Die Vertreter der Occupy-Bewegung wollen die Welt verbessern: soziale Ungleichheiten beseitigen, den Einfluss der Wirtschaft auf die Politik bzw. die Macht der multinationalen Konzerne bekämpfen ebenso wie Spekulationsgeschäfte von Banken. Im Herbst 2011 wurden Occupy-Aktivisten ausgehend von der New Yorker Wall Street innerhalb kürzester Zeit in hunderten Städten rund um den Globus aktiv. In Europa waren spanische und griechische Städte in Gegenden mit 50 und mehr Prozent Jugendarbeitslosigkeit die ersten, in denen Protestanten auf die Straße gingen. Es waren Städte, in denen kein Aufschwung in Sicht ist.
Dennoch leisteten sich viele der Protestierenden eine Guy-Fawkes-Maske, das weltweite Symbol der Occupy-Bewegung – wohl nicht nur, um die Zugehörigkeit zur Gruppe zu signalisieren und Guy Fawkes als Sinnbild des Widerstands zu ehren, sondern in erster Line, um ihr Gesicht vor Polizei- und Sicherheitskräften zu verbergen. Dieselbe Maske wird übrigens auch von den Aktivisten des Web-Kollektivs Anonymous verwendet, die für ein freies Internet kämpfen, und von den sogenannten Indignados, den „Empörten“, die 2011/2012 in Spanien gegen die sozialen, wirtschaftlichen und politischen Missstände auf die Straße gingen. Allen drei Gruppierungen gemeinsam ist die Aversion ihrer Mitglieder gegen den Kapitalismus und seine Auswüchse.
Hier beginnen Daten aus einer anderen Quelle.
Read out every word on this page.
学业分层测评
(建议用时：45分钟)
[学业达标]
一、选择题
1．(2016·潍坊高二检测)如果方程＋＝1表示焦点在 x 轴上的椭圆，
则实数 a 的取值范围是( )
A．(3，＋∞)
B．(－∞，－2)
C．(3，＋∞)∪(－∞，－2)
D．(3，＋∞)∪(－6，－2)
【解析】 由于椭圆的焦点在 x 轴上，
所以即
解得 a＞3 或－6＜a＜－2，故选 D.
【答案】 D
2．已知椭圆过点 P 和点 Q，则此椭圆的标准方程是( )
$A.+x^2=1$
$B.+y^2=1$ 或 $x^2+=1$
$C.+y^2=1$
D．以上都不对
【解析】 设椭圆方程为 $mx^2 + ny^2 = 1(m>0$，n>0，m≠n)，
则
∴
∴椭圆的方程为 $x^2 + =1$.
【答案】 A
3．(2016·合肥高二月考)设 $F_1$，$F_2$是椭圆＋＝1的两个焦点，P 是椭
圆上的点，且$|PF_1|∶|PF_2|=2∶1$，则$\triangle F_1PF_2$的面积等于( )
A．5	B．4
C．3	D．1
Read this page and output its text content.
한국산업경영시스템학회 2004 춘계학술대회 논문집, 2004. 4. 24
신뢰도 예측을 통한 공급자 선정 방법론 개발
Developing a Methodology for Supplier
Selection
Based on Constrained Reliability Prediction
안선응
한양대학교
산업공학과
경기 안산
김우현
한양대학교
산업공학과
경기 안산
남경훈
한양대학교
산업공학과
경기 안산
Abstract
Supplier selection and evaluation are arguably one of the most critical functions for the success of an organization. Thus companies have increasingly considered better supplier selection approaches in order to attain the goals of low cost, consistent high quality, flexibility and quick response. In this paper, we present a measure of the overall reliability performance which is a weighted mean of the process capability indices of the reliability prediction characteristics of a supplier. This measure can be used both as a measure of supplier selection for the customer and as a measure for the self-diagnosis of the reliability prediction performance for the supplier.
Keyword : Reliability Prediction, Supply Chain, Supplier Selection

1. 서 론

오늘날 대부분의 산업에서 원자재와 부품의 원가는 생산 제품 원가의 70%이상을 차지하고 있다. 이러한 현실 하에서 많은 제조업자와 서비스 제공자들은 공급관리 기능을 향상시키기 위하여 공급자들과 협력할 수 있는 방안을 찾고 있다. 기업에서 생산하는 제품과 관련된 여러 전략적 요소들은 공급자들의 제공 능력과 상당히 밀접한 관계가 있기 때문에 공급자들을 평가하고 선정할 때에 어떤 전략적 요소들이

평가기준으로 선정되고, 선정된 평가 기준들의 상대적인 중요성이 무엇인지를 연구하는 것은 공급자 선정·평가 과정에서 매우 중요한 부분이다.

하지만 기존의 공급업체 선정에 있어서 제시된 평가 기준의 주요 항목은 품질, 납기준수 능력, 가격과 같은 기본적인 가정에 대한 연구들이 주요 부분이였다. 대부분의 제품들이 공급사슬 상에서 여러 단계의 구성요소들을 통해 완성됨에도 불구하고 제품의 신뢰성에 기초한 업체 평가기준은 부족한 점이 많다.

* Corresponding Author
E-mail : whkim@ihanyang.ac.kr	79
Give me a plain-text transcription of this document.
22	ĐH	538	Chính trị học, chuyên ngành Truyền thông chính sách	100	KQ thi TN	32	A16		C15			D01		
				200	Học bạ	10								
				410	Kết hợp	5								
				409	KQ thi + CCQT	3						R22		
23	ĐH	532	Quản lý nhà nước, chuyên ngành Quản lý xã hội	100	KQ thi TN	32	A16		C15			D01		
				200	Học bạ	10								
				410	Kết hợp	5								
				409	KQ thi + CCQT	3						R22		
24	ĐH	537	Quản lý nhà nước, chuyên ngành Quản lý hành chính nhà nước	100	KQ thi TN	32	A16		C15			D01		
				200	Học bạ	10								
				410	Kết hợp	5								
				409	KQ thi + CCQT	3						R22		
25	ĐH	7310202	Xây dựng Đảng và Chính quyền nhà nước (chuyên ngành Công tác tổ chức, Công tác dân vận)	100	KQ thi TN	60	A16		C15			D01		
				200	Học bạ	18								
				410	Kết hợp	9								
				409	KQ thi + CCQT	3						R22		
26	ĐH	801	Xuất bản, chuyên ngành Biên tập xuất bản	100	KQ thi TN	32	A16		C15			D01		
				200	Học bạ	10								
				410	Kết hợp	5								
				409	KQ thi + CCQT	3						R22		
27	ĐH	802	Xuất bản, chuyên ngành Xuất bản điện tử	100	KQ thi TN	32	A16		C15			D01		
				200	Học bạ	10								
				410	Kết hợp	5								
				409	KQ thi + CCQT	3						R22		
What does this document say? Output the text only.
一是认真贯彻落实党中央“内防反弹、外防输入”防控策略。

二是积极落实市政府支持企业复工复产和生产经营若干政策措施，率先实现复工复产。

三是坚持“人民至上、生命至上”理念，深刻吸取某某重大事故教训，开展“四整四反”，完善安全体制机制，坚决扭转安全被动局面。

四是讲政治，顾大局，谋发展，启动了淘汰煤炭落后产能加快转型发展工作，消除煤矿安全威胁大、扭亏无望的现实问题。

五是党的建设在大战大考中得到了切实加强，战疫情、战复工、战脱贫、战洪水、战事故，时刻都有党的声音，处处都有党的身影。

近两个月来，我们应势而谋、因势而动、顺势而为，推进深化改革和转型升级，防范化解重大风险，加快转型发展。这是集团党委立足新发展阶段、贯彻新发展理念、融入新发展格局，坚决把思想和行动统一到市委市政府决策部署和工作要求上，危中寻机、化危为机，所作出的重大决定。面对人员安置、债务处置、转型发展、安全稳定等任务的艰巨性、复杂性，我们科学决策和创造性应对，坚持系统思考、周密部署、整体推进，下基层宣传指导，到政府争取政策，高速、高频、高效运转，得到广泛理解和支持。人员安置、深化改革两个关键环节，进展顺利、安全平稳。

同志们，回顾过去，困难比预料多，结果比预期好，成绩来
Zurück zur Maske: Der Engländer Guy Fawkes war ein religiöser Fanatiker, der 1605 das englische Parlament in die Luft sprengen und den König töten wollte. Doch das Terrorkomplott flog auf, Fawkes wurde hingerichtet. Ein Jahr nach dem missglückten Attentat machte das Parlament den Tag zum Festtag, an dem das Überleben des Königs gefeiert werden sollte. Im Laufe der Zeit entwickelte sich der Guy-Fawkes-Day zu einer Art Volksfest und viele Engländer, so schrieb das Wochenmagazin „Spiegel“ im Jahr 1949, würden gar Sympathie für den „Edelmann“ Fawkes empfinden, weil er damals die Namen seiner Mitverschwörer erst nach furchtbarer Folter preisgab und „mannhaft starb“. Zum Symbol des Widerstands wurde der religiöse Fanatiker dann Anfang der 1980er-Jahre durch den Comicautor Alan Moore und den Zeichner David Lloyd und deren Comicserie „V for Vendetta“. Die titelgebende Figur V war ein als Guy Fawkes verkleideter Anarchist und Terrorist. Zentrales Thema des Comics ist die selbstbestimmte Freiheit des Individuums und der Gesellschaft sowie der Gegensatz zwischen Freiheit und Macht.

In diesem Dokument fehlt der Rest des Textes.